I needed to anonymise this post somewhat, as at least one of the parents works with rather unpleasant people, but it turns out that I don't need to. According to the Scottish stats, Daniel is the 7th most popular boy's name in 2007; in England and Wales, the name is regularly between 5th and 8th most popular.

Now, it's a good name; a child of that name can decide to be a Daniel, a Danny or a Dan later on, and say a great deal with that simple choice. So from this point of view, Daniel is a good name.

I wonder, though, whether "Daniel" rates highly in the popular names merely because there's only one way to spell it.

Consider "Ewan". There are two spellings in the top 100 Scottish list: Euan (160 babies) and Ewan (123 babies). My family would tell you that the correct spelling is that of my uncle Ewen (not in the list), and there could well be a Euen or two. At a minimum, the E[uw]an contingent is 283 babies in 2007, which moves that name from 46th and 61st to sole 20th, and possibly joint 19th with only 3 more Ewen variants.

Or, looking at girls' names, for instance, Niamh has 203 takers at rank 19; Neve has been used 69 times, at rank 67. But these are the same name.

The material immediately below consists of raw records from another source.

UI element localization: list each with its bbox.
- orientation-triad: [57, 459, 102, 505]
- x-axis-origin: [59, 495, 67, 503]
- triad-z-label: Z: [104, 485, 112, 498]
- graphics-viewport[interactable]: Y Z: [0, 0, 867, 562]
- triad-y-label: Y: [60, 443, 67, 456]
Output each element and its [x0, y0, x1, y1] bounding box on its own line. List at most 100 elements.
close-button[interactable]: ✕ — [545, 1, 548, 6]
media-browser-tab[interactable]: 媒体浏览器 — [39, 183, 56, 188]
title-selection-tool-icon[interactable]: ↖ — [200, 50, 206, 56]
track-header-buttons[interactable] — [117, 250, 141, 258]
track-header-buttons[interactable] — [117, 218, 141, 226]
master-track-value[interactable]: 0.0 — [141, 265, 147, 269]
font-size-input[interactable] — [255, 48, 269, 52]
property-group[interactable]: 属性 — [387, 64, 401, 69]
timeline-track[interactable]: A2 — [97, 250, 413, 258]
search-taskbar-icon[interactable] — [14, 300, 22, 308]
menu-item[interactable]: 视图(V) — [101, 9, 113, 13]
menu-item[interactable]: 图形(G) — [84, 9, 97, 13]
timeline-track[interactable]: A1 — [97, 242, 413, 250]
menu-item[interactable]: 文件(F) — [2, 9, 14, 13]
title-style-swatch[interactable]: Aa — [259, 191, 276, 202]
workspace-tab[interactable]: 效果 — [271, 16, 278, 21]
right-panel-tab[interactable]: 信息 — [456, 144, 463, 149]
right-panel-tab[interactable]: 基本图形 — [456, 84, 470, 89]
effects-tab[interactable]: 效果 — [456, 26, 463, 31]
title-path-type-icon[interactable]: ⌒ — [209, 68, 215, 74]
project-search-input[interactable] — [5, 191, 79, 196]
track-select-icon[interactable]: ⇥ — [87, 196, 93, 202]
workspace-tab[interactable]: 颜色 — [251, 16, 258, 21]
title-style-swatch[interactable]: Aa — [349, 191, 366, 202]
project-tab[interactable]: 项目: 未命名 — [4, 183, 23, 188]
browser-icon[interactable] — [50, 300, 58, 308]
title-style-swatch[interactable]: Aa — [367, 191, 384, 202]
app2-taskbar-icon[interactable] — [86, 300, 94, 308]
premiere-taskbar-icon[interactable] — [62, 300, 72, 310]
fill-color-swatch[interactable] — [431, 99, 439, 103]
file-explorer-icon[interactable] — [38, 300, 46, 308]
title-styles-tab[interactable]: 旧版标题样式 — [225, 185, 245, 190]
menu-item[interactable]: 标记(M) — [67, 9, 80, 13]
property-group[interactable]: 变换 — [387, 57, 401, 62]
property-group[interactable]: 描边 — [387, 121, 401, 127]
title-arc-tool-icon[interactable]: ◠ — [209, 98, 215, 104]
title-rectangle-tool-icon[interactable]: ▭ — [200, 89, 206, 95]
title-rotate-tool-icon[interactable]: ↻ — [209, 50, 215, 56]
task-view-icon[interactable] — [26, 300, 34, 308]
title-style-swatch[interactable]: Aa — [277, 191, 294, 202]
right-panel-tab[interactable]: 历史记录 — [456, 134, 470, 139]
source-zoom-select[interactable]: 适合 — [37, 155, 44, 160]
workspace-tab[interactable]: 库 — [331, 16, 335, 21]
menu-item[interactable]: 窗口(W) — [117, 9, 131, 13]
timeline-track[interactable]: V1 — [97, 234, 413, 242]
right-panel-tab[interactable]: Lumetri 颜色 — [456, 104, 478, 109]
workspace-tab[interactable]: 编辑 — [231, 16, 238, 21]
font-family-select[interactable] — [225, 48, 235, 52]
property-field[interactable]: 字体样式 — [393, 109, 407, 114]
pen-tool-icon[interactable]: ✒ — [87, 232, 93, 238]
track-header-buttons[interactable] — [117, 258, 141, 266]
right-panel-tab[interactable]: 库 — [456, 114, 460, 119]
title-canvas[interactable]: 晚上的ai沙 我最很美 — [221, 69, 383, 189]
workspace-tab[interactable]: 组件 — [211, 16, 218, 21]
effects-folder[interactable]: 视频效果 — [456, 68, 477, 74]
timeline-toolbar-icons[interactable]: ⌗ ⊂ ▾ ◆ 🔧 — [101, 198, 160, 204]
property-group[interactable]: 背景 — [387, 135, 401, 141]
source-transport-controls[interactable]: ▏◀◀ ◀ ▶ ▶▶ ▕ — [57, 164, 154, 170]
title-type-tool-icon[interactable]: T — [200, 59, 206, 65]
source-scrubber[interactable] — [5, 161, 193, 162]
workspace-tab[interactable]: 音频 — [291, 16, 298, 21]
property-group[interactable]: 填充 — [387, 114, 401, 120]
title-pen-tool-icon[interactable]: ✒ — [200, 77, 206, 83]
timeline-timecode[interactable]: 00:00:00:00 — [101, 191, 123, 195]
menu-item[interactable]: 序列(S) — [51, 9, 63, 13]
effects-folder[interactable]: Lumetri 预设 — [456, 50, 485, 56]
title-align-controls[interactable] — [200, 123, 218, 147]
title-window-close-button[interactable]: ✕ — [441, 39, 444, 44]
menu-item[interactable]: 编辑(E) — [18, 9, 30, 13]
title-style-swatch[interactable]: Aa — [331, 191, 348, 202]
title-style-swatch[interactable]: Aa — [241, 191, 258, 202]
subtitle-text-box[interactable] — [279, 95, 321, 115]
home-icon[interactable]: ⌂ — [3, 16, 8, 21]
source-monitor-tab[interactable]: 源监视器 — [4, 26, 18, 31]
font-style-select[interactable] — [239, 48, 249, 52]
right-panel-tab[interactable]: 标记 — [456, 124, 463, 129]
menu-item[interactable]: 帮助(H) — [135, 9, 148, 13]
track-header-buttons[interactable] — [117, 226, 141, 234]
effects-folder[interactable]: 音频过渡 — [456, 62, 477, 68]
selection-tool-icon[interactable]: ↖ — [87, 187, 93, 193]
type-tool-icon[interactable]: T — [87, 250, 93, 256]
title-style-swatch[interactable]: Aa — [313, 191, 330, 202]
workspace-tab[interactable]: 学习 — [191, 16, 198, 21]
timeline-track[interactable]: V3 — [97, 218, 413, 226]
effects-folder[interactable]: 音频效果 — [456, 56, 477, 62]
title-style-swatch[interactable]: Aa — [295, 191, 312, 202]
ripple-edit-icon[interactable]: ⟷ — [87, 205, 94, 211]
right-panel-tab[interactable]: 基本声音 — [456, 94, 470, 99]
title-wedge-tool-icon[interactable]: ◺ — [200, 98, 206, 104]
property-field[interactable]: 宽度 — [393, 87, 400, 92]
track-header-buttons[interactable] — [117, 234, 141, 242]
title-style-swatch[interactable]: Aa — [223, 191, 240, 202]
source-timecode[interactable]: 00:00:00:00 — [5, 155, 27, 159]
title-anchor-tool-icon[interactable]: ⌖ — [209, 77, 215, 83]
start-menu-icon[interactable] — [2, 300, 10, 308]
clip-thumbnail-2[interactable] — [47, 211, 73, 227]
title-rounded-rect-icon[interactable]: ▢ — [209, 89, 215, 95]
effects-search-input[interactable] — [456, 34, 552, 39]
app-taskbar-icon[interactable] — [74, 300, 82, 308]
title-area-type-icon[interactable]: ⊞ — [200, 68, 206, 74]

Combined, they count for 272 new babies, at an estimated rank of 14.

Bearing that in mind, is it possible that the stunning success of the names "Lewis" and "Jack", according to the official statistics, is not just due to popularity (Lewis is the current fashionable Scottish name, whereas Jack is popular in the entire UK), but because the names are so simple that there's only one spelling?